The first step is to gather the specific needs of the customer, including the weight and dimensions of the coils, the lifting capacity, and operational environment.The crane's design is created using CAD software, considering factors like lifting height, span, type of control system (manual or automated), and safety features.Engineers perform structural analysis to ensure the crane can safely handle the load and function under all expected conditions.

2. Material Selection

High-strength steel is typically used for the frame and structural components to ensure durability and safety. For lifting coils, durable wire ropes or lifting chains are chosen, depending on the load capacity and environment. Motors for hoisting, trolleys, and the bridge are selected based on the load and operating environment. Electrical components are chosen to ensure reliable performance.

3. Fabrication of Components

The main structure of the bridge crane is fabricated by welding steel plates into the desired shape and size.These are fabricated and welded to support the rails and allow the crane to move along the span.The hoist, which consists of a motor, gearbox, drum, and rope, is fabricated. It's designed for smooth and reliable lifting.The trolley carries the hoist across the bridge, and is assembled using robust materials to ensure it can travel smoothly and support the load.Wiring, control panels, and safety sensors are installed and configured.

4. Assembly

The fabricated bridge beam, end trucks, and other components are assembled into the crane frame.The hoist and trolley system is installed on the bridge, ensuring proper alignment and functionality.Electrical wiring for the controls, motors, and safety systems is completed.

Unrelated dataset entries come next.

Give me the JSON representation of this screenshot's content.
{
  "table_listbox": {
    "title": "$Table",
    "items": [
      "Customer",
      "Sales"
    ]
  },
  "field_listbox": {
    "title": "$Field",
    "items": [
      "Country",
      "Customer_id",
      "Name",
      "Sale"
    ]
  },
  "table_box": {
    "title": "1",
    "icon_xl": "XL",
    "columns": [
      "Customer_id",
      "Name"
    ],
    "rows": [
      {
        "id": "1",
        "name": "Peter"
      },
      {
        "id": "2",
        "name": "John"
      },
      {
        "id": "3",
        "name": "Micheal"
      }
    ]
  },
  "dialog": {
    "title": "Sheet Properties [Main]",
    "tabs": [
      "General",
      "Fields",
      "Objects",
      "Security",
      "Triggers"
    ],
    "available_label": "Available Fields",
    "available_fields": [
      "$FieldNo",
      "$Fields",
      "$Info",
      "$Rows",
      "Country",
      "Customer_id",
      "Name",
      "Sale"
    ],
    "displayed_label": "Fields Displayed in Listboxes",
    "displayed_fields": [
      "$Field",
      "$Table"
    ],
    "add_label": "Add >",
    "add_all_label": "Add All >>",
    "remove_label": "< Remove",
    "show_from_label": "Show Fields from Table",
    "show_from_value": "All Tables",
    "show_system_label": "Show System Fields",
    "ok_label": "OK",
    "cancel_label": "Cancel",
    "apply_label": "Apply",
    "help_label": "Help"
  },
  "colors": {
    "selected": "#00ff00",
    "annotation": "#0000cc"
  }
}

5. Testing and Quality Control

A load test is conducted to ensure that the crane can lift coils or other heavy materials safely without any issues.The crane's movement is tested across the bridge, ensuring that all components function as designed, including the hoist, trolley, and bridge movement. Various safety tests are performed, including emergency stop, overload protection, and limit switches.

6. Finishing Touches

The crane is painted with an anti-corrosion coating to ensure long-term durability, especially in harsh environments like steel mills or warehouses.After painting, the crane undergoes a final inspection to ensure that all components are functioning correctly.

7. Shipping and Installation

The crane is disassembled (if necessary) for transport and shipped to the customer's site.The crane is assembled on-site, and the electrical system is connected to the local power supply.After installation, the crane undergoes a final set of operational tests, and staff are trained on how to operate and maintain the crane.

8. Maintenance and After-Sales Support

Regular checks and servicing are scheduled to ensure optimal performance and extend the crane's lifespan.Availability of spare parts is ensured for quick repairs.

Workshop view:

The company has installed an intelligent equipment management platform, and has installed 310 sets (sets) of handling and welding robots. After the completion of the plan, there will be more than 500 sets (sets), and the equipment networking rate will reach 95%. 32 welding lines have been put into use, 50 are planned to be installed, and the automation rate of the entire product line has reached 85%.